Where Nurse Anesthetists Work
Hospitals are the most common workplace, but CRNAs practice in a wide range of settings. You’ll find them in ambulatory surgery centers, dental offices, pain management clinics, and military facilities. In rural areas especially, CRNAs are often the primary or sole anesthesia provider, making them essential to surgical access in communities that may not have an anesthesiologist on staff.
Independent Practice and State Regulations
Whether a CRNA can practice independently depends on where they work. Approximately 19 states allow CRNAs to provide anesthesia without any supervision or direction from a physician. This became possible in 2001, when the Centers for Medicare and Medicaid Services created an “opt-out” provision. If a state’s governor sends a letter to CMS requesting the exemption, CRNAs in that state can bill Medicare directly and work without the federal physician supervision requirement.
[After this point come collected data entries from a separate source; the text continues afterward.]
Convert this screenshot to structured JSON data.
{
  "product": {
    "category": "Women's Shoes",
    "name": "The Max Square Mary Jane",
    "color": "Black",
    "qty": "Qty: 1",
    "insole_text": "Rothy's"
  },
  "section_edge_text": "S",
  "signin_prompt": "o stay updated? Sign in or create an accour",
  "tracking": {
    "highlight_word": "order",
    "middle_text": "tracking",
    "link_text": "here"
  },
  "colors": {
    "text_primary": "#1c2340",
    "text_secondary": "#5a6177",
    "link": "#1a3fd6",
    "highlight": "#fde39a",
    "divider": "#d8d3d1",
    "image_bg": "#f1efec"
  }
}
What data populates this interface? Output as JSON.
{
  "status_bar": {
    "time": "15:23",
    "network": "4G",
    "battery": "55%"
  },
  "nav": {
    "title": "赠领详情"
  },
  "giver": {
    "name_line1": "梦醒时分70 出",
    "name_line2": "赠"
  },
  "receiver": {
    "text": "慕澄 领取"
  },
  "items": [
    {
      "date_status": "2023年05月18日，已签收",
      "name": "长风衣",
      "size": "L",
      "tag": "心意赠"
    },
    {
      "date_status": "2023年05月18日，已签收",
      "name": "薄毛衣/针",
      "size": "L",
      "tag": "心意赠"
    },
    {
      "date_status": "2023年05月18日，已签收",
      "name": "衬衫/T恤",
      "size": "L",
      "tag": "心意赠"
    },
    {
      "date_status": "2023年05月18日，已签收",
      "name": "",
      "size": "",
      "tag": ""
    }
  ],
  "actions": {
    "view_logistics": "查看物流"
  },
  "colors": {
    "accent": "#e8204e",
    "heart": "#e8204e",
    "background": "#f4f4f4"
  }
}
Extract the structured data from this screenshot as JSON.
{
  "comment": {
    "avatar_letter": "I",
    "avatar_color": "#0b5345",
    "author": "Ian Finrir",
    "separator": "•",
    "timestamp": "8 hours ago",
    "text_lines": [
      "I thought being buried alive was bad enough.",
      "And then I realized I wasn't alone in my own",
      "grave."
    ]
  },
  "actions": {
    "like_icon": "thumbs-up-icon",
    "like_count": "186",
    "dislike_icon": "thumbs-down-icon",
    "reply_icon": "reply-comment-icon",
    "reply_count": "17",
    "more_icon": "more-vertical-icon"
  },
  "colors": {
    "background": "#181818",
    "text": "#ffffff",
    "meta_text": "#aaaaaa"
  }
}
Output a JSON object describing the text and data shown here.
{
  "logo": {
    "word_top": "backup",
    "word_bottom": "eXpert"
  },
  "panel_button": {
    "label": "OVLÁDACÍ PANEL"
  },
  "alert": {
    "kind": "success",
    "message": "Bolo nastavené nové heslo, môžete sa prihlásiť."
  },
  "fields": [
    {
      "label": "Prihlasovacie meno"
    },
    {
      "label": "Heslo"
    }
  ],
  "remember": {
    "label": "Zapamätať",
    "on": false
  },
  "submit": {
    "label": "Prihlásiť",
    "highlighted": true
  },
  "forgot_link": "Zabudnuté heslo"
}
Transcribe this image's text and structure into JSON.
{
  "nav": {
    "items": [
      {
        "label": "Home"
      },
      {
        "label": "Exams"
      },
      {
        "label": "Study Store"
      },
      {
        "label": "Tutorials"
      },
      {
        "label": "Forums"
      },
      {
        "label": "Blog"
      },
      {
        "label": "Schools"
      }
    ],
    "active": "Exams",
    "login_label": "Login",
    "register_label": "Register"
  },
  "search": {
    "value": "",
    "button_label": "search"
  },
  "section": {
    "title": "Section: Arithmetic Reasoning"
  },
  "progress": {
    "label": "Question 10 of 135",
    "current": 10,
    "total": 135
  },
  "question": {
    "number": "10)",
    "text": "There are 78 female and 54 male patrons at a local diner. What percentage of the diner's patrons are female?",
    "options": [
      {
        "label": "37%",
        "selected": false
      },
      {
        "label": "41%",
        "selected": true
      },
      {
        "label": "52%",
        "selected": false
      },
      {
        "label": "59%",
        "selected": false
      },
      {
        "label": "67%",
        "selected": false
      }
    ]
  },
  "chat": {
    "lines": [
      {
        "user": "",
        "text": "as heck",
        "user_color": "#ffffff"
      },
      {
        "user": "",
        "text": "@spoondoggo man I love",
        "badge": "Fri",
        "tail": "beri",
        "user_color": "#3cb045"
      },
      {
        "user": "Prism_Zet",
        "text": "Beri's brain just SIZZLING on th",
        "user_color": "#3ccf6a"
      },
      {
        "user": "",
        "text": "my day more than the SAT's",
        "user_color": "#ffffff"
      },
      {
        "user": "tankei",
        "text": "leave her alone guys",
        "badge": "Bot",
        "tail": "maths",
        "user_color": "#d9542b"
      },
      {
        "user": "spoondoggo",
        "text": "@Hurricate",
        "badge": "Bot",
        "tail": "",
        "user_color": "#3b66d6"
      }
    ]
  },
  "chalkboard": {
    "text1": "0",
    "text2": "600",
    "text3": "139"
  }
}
Iowa was the first state to opt out in December 2001. Others followed quickly: Nebraska, Idaho, Minnesota, New Hampshire, and New Mexico all opted out in 2002. Kansas, North Dakota, Washington, Alaska, and Oregon joined in 2003. Montana, South Dakota, Wisconsin, California, Colorado, and Kentucky opted out over the following years. Some states applied the exemption with limitations. Colorado, for instance, initially restricted it to critical access hospitals and specified rural hospitals.
In states that haven’t opted out, CRNAs typically work under some form of physician supervision or collaborative agreement, though the specifics vary by state law. The trend over the past two decades has been toward expanding CRNA autonomy, driven largely by the need to improve anesthesia access in underserved areas.
Salary and Job Demand
Nurse anesthetists are among the highest-compensated professionals in nursing. The median annual wage was $212,650 as of May 2023, according to the Bureau of Labor Statistics. Salaries vary by region, with higher pay common in states where CRNAs practice independently and in rural areas where demand outpaces supply. The profession’s roots stretch back to the late 1800s, when a shortage of physicians willing to administer anesthetics pushed nurses into the role. Both World Wars further accelerated training and recruitment of nurse anesthetists, cementing the profession as a cornerstone of surgical care.